Another Venice GW stockist
In Venice we did wander a bit more. We found some more streets we hadn't been down (though that isn't hard in this area). It was too early for shops to open (being 10am and all), but it may also have been a public holiday of some sort in Italy. We're not sure which one, but it involves witches on broomsticks in posters. We sat down by one church while Edyta scouted in a music hall (where you could see most of the building from the area they made you line up to pay for admittance) and a church that I went into after she returned. The church was your standard one, full of dark brooding pictures of men cowering before the cross and happy angels lording it over them. This church was in need of repair though. Most other churches were closed for the morning due to Mass, probably to do with the holiday (though we didn't remember this fact till much later in the night).
I did get a second treat while walking the streets, we found a store selling Games Workshop miniatures. No, not the first one again, another one with a completely different display window. There was even a little ogre in a chariot modelled to look like Santa, though I don't think I'd like his presents. There were your standard Anime and other games (including a miniatures game looking a bit Warhammer-ish but from a company I've never heard of). Two games stores in the one city, I hadn't even pulled that luck in England; this city has made up for not being able to find a single store in Spain. I have high hopes for Florence and even an expectation of an official store in Rome.
We got on our train and settled in (which involved filling the overhead racks with our luggage and coats). We were sat next to another couple and wondered why we ended up being squeezed in when half the train was empty, but several stops later the carriage was completely full, especially after the visiting Chinese Sisters of Mercy got aboard the train, and then proceeded to open their laptops to report on the days subversive activities. The train ride wasn't too awe inspiring; we quickly entered mountains where there were cliffs on one side and the sun on the other so you couldn't see much outside. Then there were the tunnels. In Tasmania if there was a hill in the way you just went over it, here they like to go through it. At least Florence was the end of the line so I didn't have to worry about getting of at the wrong stop.

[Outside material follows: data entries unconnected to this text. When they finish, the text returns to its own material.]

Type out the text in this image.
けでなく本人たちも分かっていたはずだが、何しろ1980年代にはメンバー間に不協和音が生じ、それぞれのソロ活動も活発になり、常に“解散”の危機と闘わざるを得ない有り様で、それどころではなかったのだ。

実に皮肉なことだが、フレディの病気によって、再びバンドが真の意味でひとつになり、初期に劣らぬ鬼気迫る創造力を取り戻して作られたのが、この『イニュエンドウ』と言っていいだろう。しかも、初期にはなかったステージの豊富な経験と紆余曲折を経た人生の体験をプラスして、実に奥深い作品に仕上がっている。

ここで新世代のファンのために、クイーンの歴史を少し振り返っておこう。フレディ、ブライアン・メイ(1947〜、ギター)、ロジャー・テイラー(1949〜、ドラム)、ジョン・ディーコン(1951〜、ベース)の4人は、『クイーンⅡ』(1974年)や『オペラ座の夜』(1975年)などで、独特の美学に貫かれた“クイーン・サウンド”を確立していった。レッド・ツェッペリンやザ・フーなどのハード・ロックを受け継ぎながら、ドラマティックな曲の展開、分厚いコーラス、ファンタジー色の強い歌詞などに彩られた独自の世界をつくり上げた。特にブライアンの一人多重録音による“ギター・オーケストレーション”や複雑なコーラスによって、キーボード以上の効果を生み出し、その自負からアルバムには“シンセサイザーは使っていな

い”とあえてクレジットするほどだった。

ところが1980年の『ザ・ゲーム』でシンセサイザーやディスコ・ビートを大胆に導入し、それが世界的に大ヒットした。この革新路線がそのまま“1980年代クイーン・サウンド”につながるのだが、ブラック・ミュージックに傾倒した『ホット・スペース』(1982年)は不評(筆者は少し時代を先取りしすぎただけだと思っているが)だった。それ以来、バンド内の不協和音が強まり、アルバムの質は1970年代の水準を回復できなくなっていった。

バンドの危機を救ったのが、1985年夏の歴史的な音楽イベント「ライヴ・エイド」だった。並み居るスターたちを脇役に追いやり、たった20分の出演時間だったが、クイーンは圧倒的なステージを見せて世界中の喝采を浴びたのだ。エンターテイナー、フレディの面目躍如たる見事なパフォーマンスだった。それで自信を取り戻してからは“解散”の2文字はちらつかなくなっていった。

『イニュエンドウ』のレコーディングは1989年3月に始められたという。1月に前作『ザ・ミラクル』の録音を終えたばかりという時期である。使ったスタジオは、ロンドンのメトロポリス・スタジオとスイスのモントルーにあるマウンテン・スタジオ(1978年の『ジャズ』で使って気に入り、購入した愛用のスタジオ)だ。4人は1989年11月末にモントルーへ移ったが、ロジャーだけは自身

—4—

At Florence train station I wished we were back in Venice. Our help from a hotel information booth in locating our hotel was a pointing to the tourist information booth. We walked to the tourist information booth, past a group of very Mexican looking Italians loitering in a park, hanging in gangs and drinking Vino in bottles just left lying around. For me carrying all of our luggage I felt like a very vulnerable target. Damn all those people and stories of thieves in Italy, you've got me jumping at shadows. The tourist information booth was closed. Damn you Italians and weird holiday hours. With no option left we took a taxi to the hotel. Damn you taxis and your expensive Italian charges (still didn't match the cost of the taxi we took in Reading on New Years Day, but close in Euro). The hotel guy gave us the bus numbers and the location to buy tickets but the place selling tickets was closed. Damn you Italians and weird holiday hours. The area of the hotel really smelled like a sewage pit.
I'd been hoping it would be snowing in Florence. Whilst in Spain a snow dump hit this city but it has since melted away. A fine covering of white snow would've cheered this place up, but by now it would've just been a damp, muddy brown muck. Much like my first impression of Florence.

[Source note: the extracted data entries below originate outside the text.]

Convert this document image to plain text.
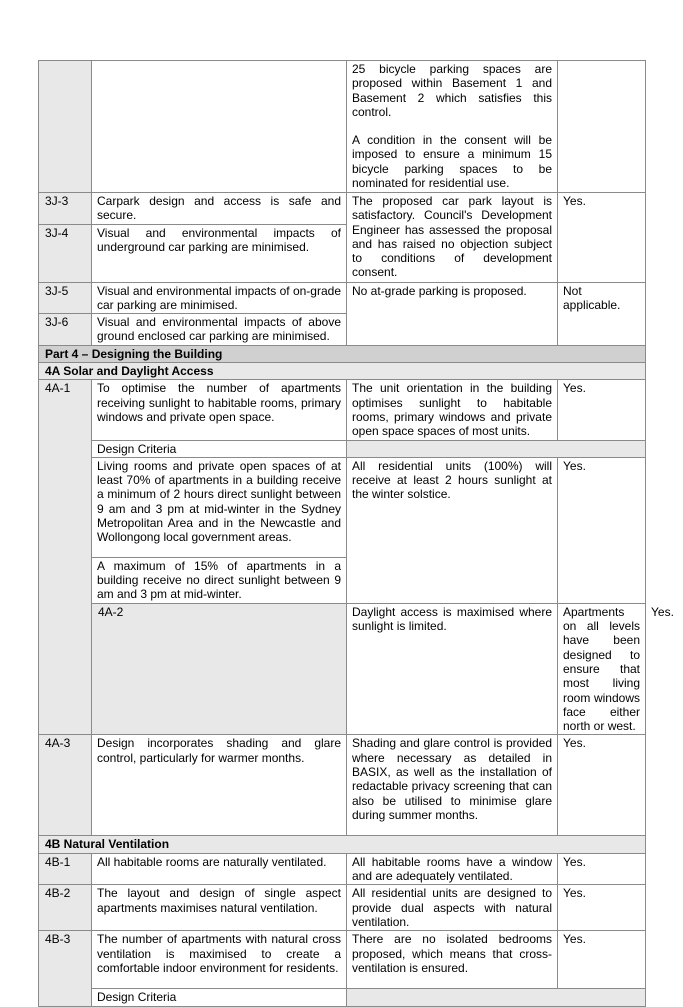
		25 bicycle parking spaces are proposed within Basement 1 and Basement 2 which satisfies this control.
A condition in the consent will be imposed to ensure a minimum 15 bicycle parking spaces to be nominated for residential use.		

3J-3	Carpark design and access is safe and secure.	The proposed car park layout is satisfactory. Council's Development Engineer has assessed the proposal and has raised no objection subject to conditions of development consent.	Yes.	
3J-4	Visual and environmental impacts of underground car parking are minimised.			
3J-5	Visual and environmental impacts of on-grade car parking are minimised.	No at-grade parking is proposed.	Not applicable.	
3J-6	Visual and environmental impacts of above ground enclosed car parking are minimised.			
Part 4 – Designing the Building				
4A Solar and Daylight Access				
4A-1	To optimise the number of apartments receiving sunlight to habitable rooms, primary windows and private open space.	The unit orientation in the building optimises sunlight to habitable rooms, primary windows and private open space spaces of most units.	Yes.	
	Design Criteria			
	Living rooms and private open spaces of at least 70% of apartments in a building receive a minimum of 2 hours direct sunlight between 9 am and 3 pm at mid-winter in the Sydney Metropolitan Area and in the Newcastle and Wollongong local government areas.	All residential units (100%) will receive at least 2 hours sunlight at the winter solstice.	Yes.	
	A maximum of 15% of apartments in a building receive no direct sunlight between 9 am and 3 pm at mid-winter.			
	4A-2	Daylight access is maximised where sunlight is limited.	Apartments on all levels have been designed to ensure that most living room windows face either north or west.	Yes.
4A-3	Design incorporates shading and glare control, particularly for warmer months.	Shading and glare control is provided where necessary as detailed in BASIX, as well as the installation of redactable privacy screening that can also be utilised to minimise glare during summer months.	Yes.	
4B Natural Ventilation				
4B-1	All habitable rooms are naturally ventilated.	All habitable rooms have a window and are adequately ventilated.	Yes.	
4B-2	The layout and design of single aspect apartments maximises natural ventilation.	All residential units are designed to provide dual aspects with natural ventilation.	Yes.	
4B-3	The number of apartments with natural cross ventilation is maximised to create a comfortable indoor environment for residents.	There are no isolated bedrooms proposed, which means that cross-ventilation is ensured.	Yes.	
	Design Criteria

The toilet in the hotel is one of those annoying European toilets where number twos are left proudly on display until you flush (and then clean if they have been a little bit sticky). At least there were at normal toilet levels, there were some in Venice that only came up to half the height of the normal toilet, but still half a height more than the infamous French squat toilets. When travelling overseas watch out for all the weird toilet designs. And so far I'm thankful I haven't encountered any of the toilets where waste is flushed and paper is binned, I've been advised they can be found in this country.

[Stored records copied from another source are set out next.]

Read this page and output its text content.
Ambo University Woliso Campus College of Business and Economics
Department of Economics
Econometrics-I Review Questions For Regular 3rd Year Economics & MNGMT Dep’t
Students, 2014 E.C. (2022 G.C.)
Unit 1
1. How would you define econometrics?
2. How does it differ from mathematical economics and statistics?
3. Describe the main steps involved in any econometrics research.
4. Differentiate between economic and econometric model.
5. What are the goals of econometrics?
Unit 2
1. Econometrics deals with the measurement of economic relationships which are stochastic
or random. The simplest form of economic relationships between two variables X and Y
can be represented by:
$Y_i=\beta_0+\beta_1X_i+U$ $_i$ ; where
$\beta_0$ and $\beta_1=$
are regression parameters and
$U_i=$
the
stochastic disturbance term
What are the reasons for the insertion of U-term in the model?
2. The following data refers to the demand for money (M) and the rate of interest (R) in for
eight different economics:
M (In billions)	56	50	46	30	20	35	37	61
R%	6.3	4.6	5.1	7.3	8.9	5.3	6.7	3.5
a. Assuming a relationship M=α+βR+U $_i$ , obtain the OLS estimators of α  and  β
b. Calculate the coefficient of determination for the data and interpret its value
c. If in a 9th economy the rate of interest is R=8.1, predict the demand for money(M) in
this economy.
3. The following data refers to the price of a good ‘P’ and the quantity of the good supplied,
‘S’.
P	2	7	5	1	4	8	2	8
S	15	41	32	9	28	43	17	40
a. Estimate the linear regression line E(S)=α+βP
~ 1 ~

After all this damning and another illegal bus ride (in a bus that displayed clearly in English a 240 euro fine for riding without a valid ticket) we made it into Florence and had tea. As most things were now shutting we set about finding our bus to return the hotel. Fearing the fine we bought all the bus tickets we needed for the next couple of days. We then had to find our bus stop. The bus information booth pointed us to where we had originally got off and where there was no marked bus stop for our bus, so we then had to stand in the area till we saw a bus with our number and then chase after it till we got it at a stop. That was the end of our day of travel.